In 2004, Wheeler described three varieties in the journal Nuytsia and the names are accepted by the Australian Plant Census:
- Hibbertia hibbertioides (Steud.) J.R.Wheeler var. hibbertioides has more or less sessile flowers, stamens 2.5–3.5 mm long, and flowers from June to December;
- Hibbertia hibbertioides var. meridionalis J.R.Wheeler has more or less sessile flowers, stamens 1.5–2 mm long and flowers sporadically from December to May;
- Hibbertia hibbertioides var. pedunculata J.R.Wheeler has flowers on peduncles 5–17 mm long and mainly flowers from September to December.

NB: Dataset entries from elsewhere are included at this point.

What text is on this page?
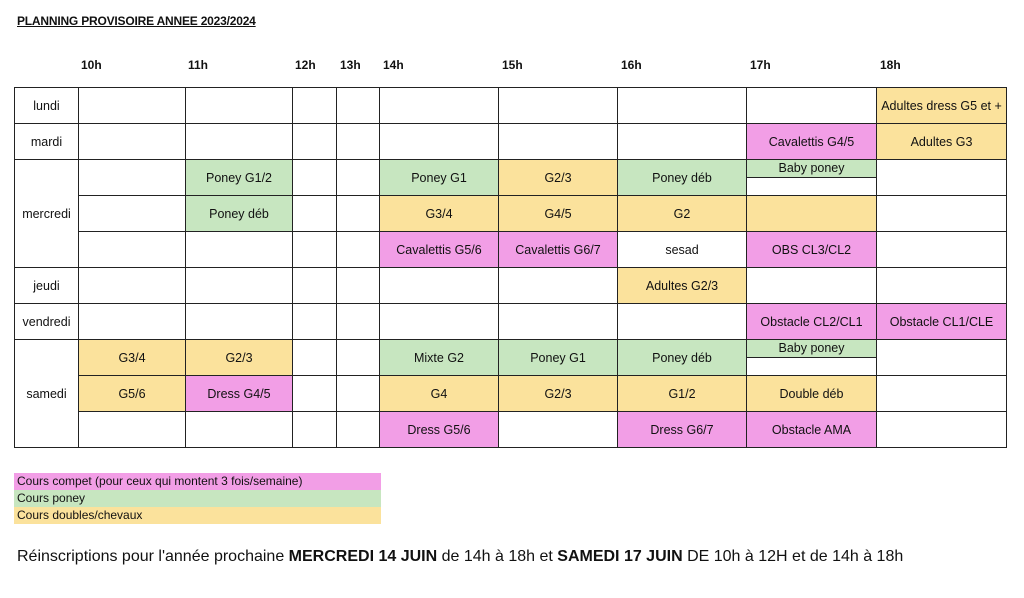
PLANNING PROVISOIRE ANNEE 2023/2024
10h	11h	12h 13h 14h	15h	16h	17h	18h
lundi									Adultes dress G5 et +
mardi								Cavalettis G4/5	Adultes G3
mercredi		Poney G1/2			Poney G1	G2/3	Poney déb	Baby poney	

		Poney déb			G3/4	G4/5	G2		
					Cavalettis G5/6	Cavalettis G6/7	sesad	OBS CL3/CL2	
jeudi							Adultes G2/3		
vendredi								Obstacle CL2/CL1	Obstacle CL1/CLE
samedi	G3/4	G2/3			Mixte G2	Poney G1	Poney déb	Baby poney	

	G5/6	Dress G4/5			G4	G2/3	G1/2	Double déb	
					Dress G5/6		Dress G6/7	Obstacle AMA	
Cours compet (pour ceux qui montent 3 fois/semaine)
Cours poney
Cours doubles/chevaux
Réinscriptions pour l'année prochaine MERCREDI 14 JUIN de 14h à 18h et SAMEDI 17 JUIN DE 10h à 12H et de 14h à 18h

The varietal epithets mean "southern" (meridionalis) and "provided with a peduncle" (pedunculata) respectively.

==Distribution and habitat==
The variety hibbertioides is widespread in the far south-west of Western Australia where it grows in woodland and heath from Mount Lesueur to Dwellingup and inland to near Pingelly. Variety meridionalis grows in mallee and heath from near Hopetoun to near Esperance and var. pedunculata in woodland from near York to near Arthur River.

==Conservation status==
Hibbertia hibbertioides and each of the three varieties is classified as "not threatened" by the Western Australian Government Department of Parks and Wildlife.